Quando a primeira decisão é não jogar
A recente final da Liga dos Campeões, será com toda a certeza, amplamente analisada por quem procura compreender as tendências e a evolução do futebol moderno. Há uma tendência cada vez mais comum que desafia a lógica do jogo e que na minha opinião não merece ser celebrada. Se ter a bola é importante porque começamos a perdê-la?
O árbitro inicia o jogo e a equipa em posse em vez de iniciar a construção do seu jogo ofensivo decide chutar diretamente para fora ou para o ar em defesa de uma estratégia que dizem ter. Quando a primeira ação do jogo é abdicar da posse de bola de forma deliberada, talvez seja legítimo perguntar se o futebol não estará a complicar aquilo que sempre foi simples.

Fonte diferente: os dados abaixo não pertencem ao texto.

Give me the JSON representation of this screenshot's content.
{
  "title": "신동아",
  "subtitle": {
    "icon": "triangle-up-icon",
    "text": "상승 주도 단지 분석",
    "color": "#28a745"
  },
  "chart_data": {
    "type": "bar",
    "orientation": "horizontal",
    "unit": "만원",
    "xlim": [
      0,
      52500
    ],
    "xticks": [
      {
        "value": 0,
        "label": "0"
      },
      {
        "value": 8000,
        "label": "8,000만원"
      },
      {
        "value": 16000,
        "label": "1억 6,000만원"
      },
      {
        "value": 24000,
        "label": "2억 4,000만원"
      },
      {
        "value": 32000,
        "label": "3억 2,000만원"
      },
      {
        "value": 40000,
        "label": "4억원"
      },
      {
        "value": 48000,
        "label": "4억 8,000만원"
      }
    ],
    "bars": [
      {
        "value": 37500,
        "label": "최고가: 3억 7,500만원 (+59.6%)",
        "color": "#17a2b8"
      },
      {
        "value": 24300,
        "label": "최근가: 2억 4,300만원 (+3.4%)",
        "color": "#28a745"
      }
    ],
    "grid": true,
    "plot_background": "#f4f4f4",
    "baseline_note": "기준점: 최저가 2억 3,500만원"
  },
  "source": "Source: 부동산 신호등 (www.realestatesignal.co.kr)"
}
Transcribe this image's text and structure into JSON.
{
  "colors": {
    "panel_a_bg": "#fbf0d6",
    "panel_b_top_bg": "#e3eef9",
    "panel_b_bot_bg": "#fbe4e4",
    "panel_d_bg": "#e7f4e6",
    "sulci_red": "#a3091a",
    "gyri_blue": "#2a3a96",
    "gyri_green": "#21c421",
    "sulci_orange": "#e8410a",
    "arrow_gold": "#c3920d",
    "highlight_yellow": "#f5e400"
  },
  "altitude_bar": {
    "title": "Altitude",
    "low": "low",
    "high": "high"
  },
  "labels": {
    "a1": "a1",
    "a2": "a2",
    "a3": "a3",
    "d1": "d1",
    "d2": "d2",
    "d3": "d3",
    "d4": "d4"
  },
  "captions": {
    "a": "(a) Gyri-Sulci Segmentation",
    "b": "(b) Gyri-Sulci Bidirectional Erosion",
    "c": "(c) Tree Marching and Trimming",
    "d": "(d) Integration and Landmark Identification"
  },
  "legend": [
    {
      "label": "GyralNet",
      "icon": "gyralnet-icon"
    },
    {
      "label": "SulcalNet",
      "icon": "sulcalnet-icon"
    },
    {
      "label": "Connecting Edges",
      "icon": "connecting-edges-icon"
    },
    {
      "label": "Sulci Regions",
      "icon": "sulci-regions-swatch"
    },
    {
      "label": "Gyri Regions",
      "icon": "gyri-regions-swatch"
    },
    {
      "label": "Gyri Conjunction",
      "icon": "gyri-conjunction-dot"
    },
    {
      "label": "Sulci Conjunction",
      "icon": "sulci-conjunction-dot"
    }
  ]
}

Durante mais de um século o início do jogo simbolizou a vontade de jogar, hoje significa uma estratégia que se inicia em não estar preparado para jogar, pelo menos, nos primeiros segundos do jogo! Numa era onde a audácia ofensiva é tão prezada esta tendência é paradoxal. Os defensores desta prática apresentam explicações táticas/estratégicas. Falam da importância de evitar o primeiro momento de pressão do adversário, da possibilidade de conquistar terreno de jogo no meio campo ofensivo, conquistar segunda bola, organizar pressão próxima da baliza do adversário, ou até mesmo limitar a ação do jogador adversário mais decisivo. Tudo muito racional pelo menos no papel. O problema é que ao levar esta lógica ao extremo, o futebol corre o risco de perder o sentido do ridículo.
Se as equipas trabalham diariamente para melhorar as suas competências de jogo, onde ter bola significa o contrário para o adversário, faz pouco sentido que a sua primeira decisão seja abdicar voluntariamente da mesma. É uma mensagem contraditória. Treina-se para a ter, para a usar com objectividade e de acordo com a identidade de jogo pretendida e depois ao primeiro apito um pontapé para o céu ou para fora das quatro linhas. Esta tendência é também um reflexo de uma doença cada vez mais presente no futebol moderno: a obsessão pelo controlo absoluto.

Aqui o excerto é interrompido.